L’Administration nationale des technologies aérospatiales de la Corée du Nord devait effectuer un «réglage supplémentaire» de son satellite, a indiqué KCNA. La mise en orbite du satellite nord-coréen a entraîné la suspension, partielle par le Sud et totale par le Nord, d’un accord militaire conclu, il y a cinq ans, pour apaiser les tensions bilatérales. Vendredi, les plus hauts diplomates de Corée du Sud, du Japon et des Etats-Unis ont «fermement condamné le lancement» et «son effet déstabilisateur sur la région», a déclaré le département d’Etat américain dans un communiqué. Pyongyang «a eu recours à la technologie des missiles balistiques en violation de plusieurs résolutions du Conseil de sécurité des Nations unies», a-t-il ajouté.
Option « irréversible»
Après deux tentatives infructueuses, Pyongyang a reçu l’aide de Moscou pour réussir à mettre en orbite son satellite, selon les services de renseignement de Séoul. Le ministre sud-coréen de la Défense, Shin Won-sik, a déclaré jeudi que les satellites espions ne pouvaient pas produire de photographies dès le premier jour du lancement, mettant en doute les affirmations de Pyongyang, selon l’agence de presse sud-coréenne Yonhap. «Même si le satellite entre en orbite (avec succès), il faut un temps considérable pour effectuer une mission de reconnaissance normale», a-t-il expliqué sur une station de radio.
Pyongyang s’est vu interdire, par des séries successives de résolutions de l’ONU, de procéder à des essais utilisant la technologie balistique. Selon les analystes, il existe une concordance technologique importante entre les capacités de lancement dans l’espace et le développement de missiles balistiques.

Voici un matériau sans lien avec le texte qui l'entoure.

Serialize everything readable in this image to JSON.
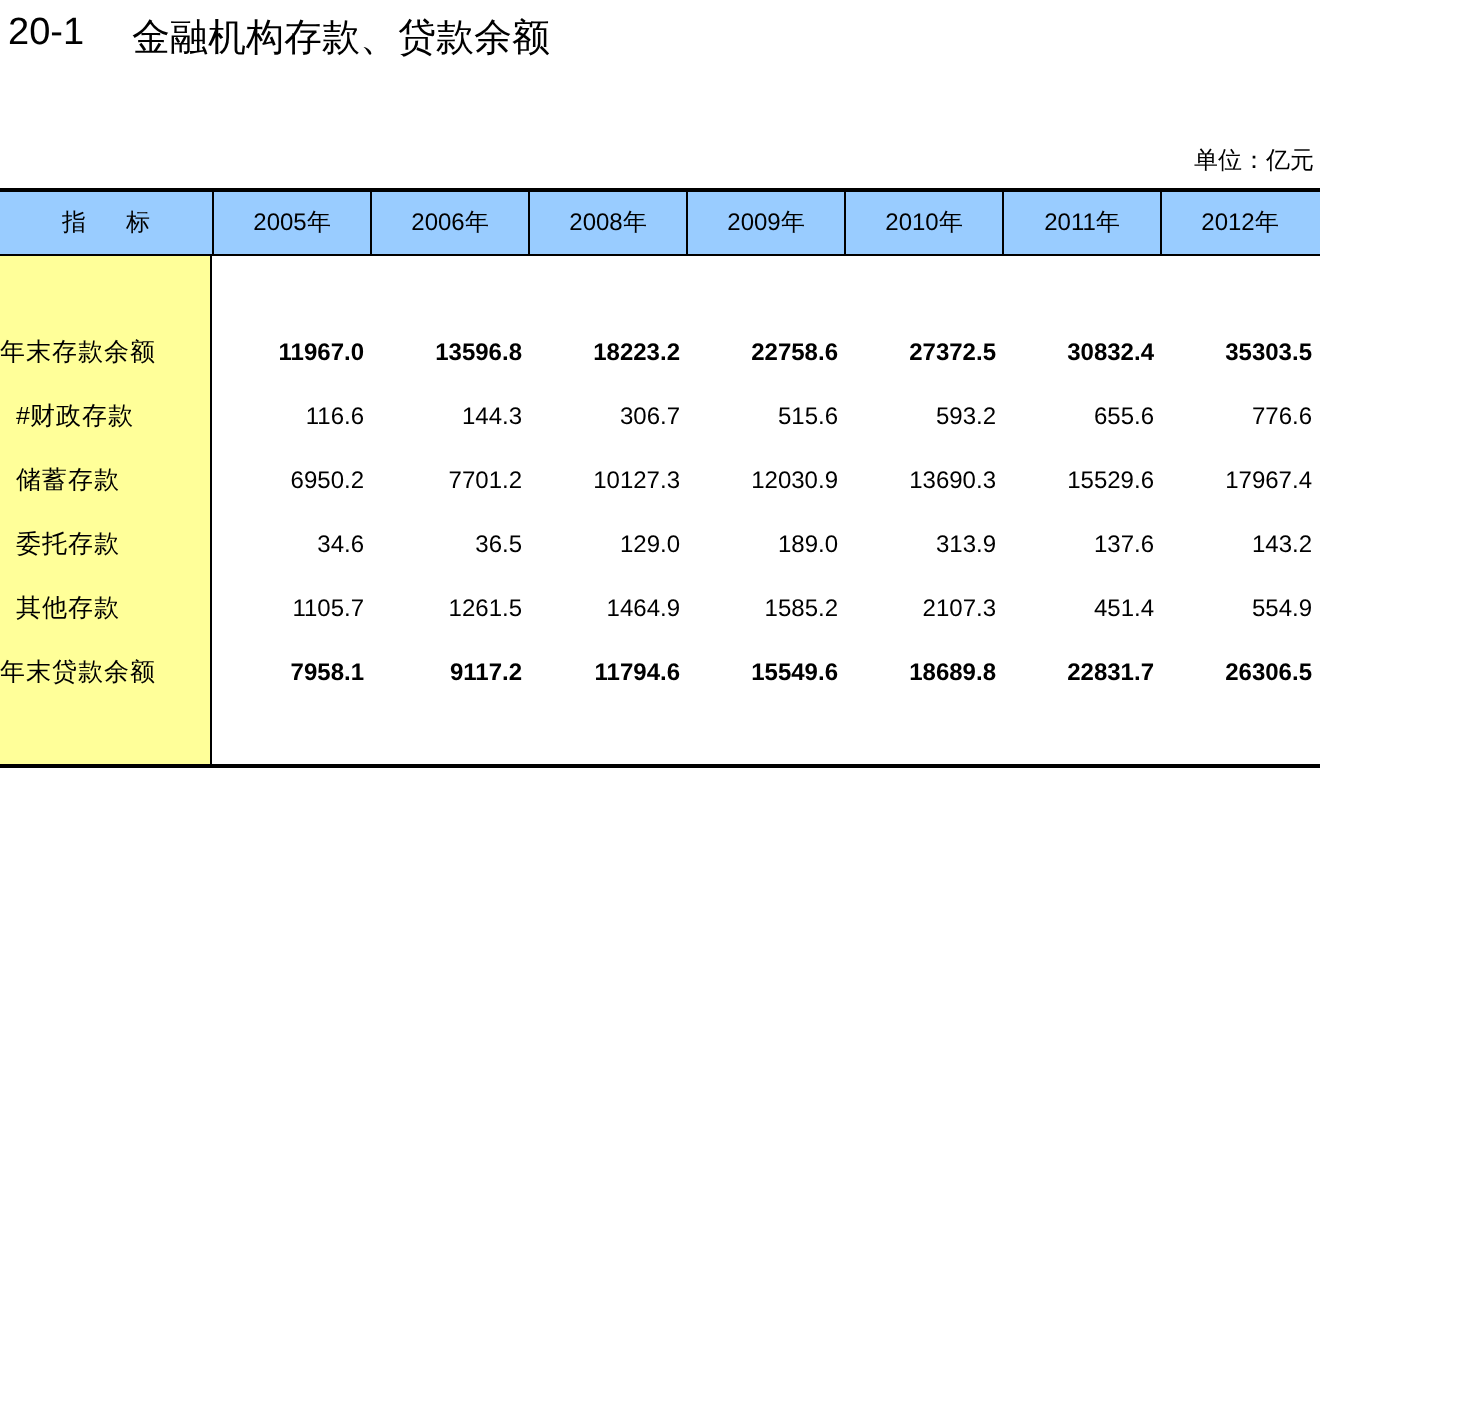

«Si la Russie avait fourni à la Corée du Nord une caméra satellite de reconnaissance cette fois-ci, je pense qu’il serait possible d’identifier des objets dans un rayon d’au moins 2 mètres au sol», a déclaré Ahn Chan-il, un transfuge nord-coréen devenu résident de l’Union européenne (UE).Maintenant que Pyongyang a son satellite espion, la prochaine étape pour le Nord sera probablement de poursuivre le développement de ses «armes nucléaires stratégiques» en utilisant des capacités de lancement dans l’espace, a-t-il ajouté. Il y a un an, la Corée du Nord, qui avait déjà procédé à six essais nucléaires de 2006 à 2017, a annoncé une nouvelle doctrine rendant «irréversible» son statut de puissance nucléaire, et l’autorisant à mener une frappe atomique préventive en cas de menace existentielle contre son régime.
Le 2 septembre dernier, elle a organisé un exercice de «simulation d’attaque nucléaire tactique» avec des ogives atomiques fictives attachées à deux missiles de croisière à longue portée qui ont été tirés dans l’océan. L’agence KCNA a présenté cette opération comme une réponse aux activités militaires conjointes entre Washington et Séoul qui, selon elle, ont aggravé les tensions dans la région. Dans un discours rapporté le 28 du même mois par les médias d’Etat, le numéro un nord-coréen a déclaré que son pays a inscrit son statut d’Etat nucléaire dans la Constitution, «que personne n’est autorisé à bafouer».